SWPS3 - fast multi-threaded vectorized Smith-Waterman for IBM Cell/B.E. and x86/SSE2

BMC Res Notes. 2008 Oct 29:1:107. doi: 10.1186/1756-0500-1-107.

Abstract

Background: We present swps3, a vectorized implementation of the Smith-Waterman local alignment algorithm optimized for both the Cell/BE and x86 architectures. The paper describes swps3 and compares its performances with several other implementations.
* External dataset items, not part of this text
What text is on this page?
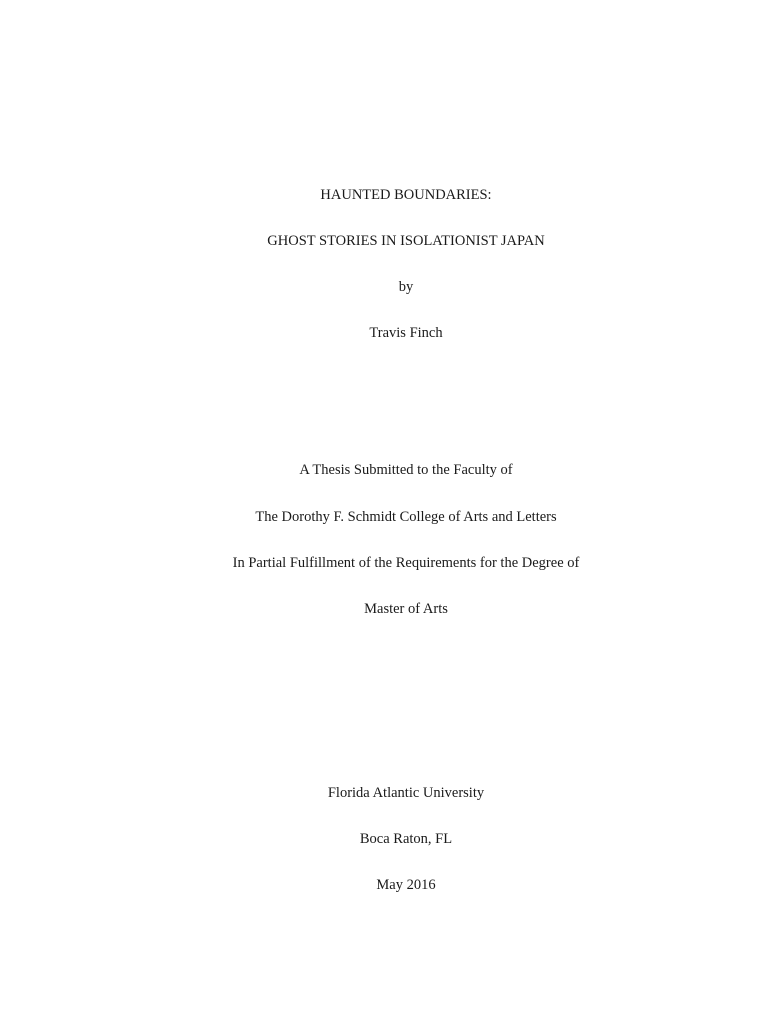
HAUNTED BOUNDARIES:
GHOST STORIES IN ISOLATIONIST JAPAN
by
Travis Finch
A Thesis Submitted to the Faculty of
The Dorothy F. Schmidt College of Arts and Letters
In Partial Fulfillment of the Requirements for the Degree of
Master of Arts
Florida Atlantic University
Boca Raton, FL
May 2016
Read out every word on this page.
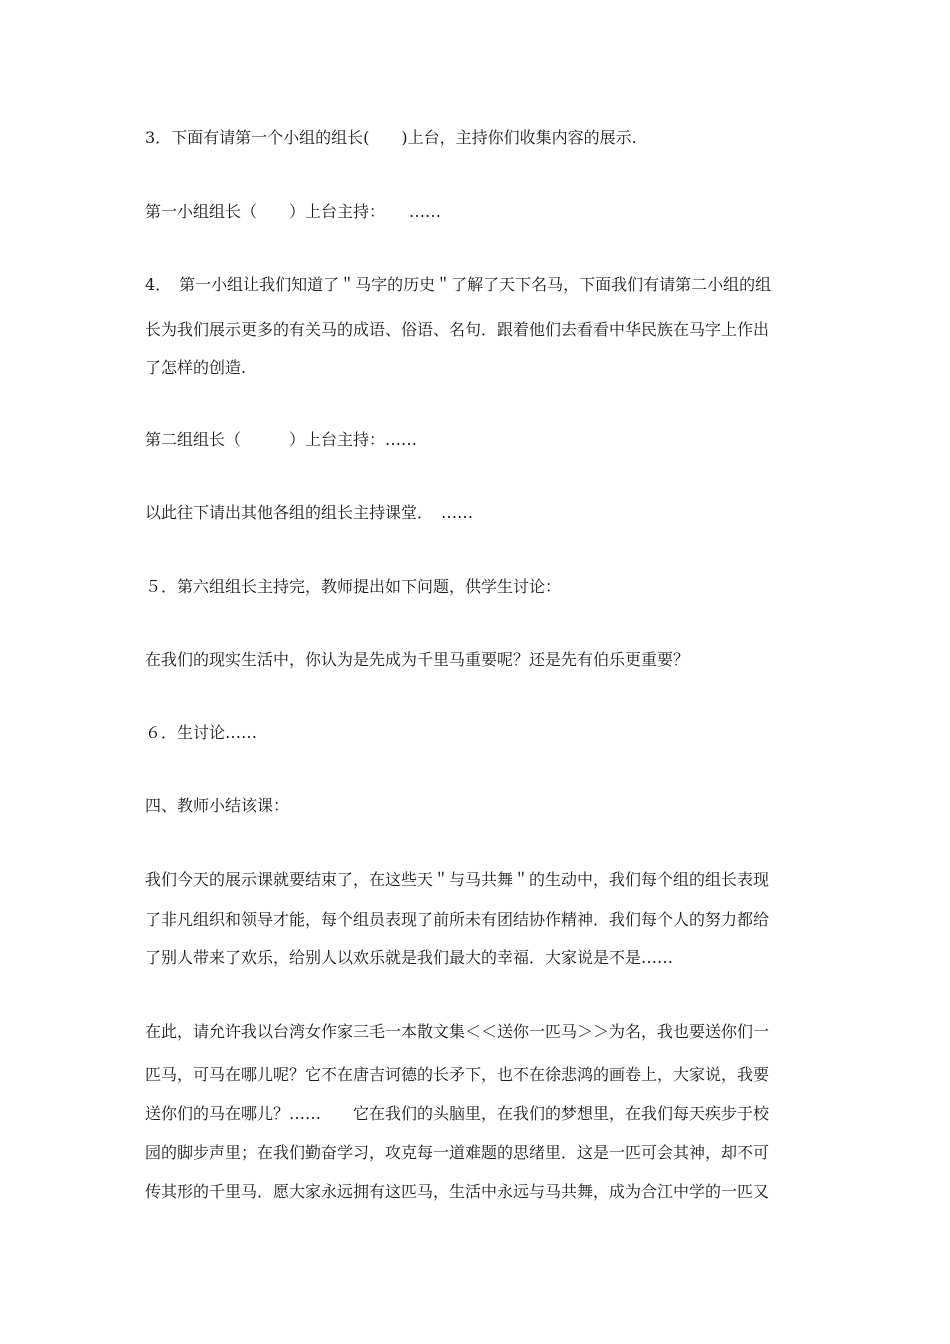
3．下面有请第一个小组的组长(　　)上台，主持你们收集内容的展示.
第一小组组长（　　）上台主持：　　……
4．　第一小组让我们知道了＂马字的历史＂了解了天下名马，下面我们有请第二小组的组
长为我们展示更多的有关马的成语、俗语、名句．跟着他们去看看中华民族在马字上作出
了怎样的创造.
第二组组长（　　　）上台主持：……
以此往下请出其他各组的组长主持课堂．　……
５．第六组组长主持完，教师提出如下问题，供学生讨论：
在我们的现实生活中，你认为是先成为千里马重要呢？还是先有伯乐更重要？
６．生讨论……
四、教师小结该课：
我们今天的展示课就要结束了，在这些天＂与马共舞＂的生动中，我们每个组的组长表现
了非凡组织和领导才能，每个组员表现了前所未有团结协作精神．我们每个人的努力都给
了别人带来了欢乐，给别人以欢乐就是我们最大的幸福．大家说是不是……
在此，请允许我以台湾女作家三毛一本散文集＜＜送你一匹马＞＞为名，我也要送你们一
匹马，可马在哪儿呢？它不在唐吉诃德的长矛下，也不在徐悲鸿的画卷上，大家说，我要
送你们的马在哪儿？……　　它在我们的头脑里，在我们的梦想里，在我们每天疾步于校
园的脚步声里；在我们勤奋学习，攻克每一道难题的思绪里．这是一匹可会其神，却不可
传其形的千里马．愿大家永远拥有这匹马，生活中永远与马共舞，成为合江中学的一匹又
Findings: Our benchmarking results show that swps3 is currently the fastest implementation of a vectorized Smith-Waterman on the Cell/BE, outperforming the only other known implementation by a factor of at least 4: on a Playstation 3, it achieves up to 8.0 billion cell-updates per second (GCUPS). Using the SSE2 instruction set, a quad-core Intel Pentium can reach 15.7 GCUPS. We also show that swps3 on this CPU is faster than a recent GPU implementation. Finally, we note that under some circumstances, alignments are computed at roughly the same speed as BLAST, a heuristic method.

Conclusion: The Cell/BE can be a powerful platform to align biological sequences. Besides, the performance gap between exact and heuristic methods has almost disappeared, especially for long protein sequences.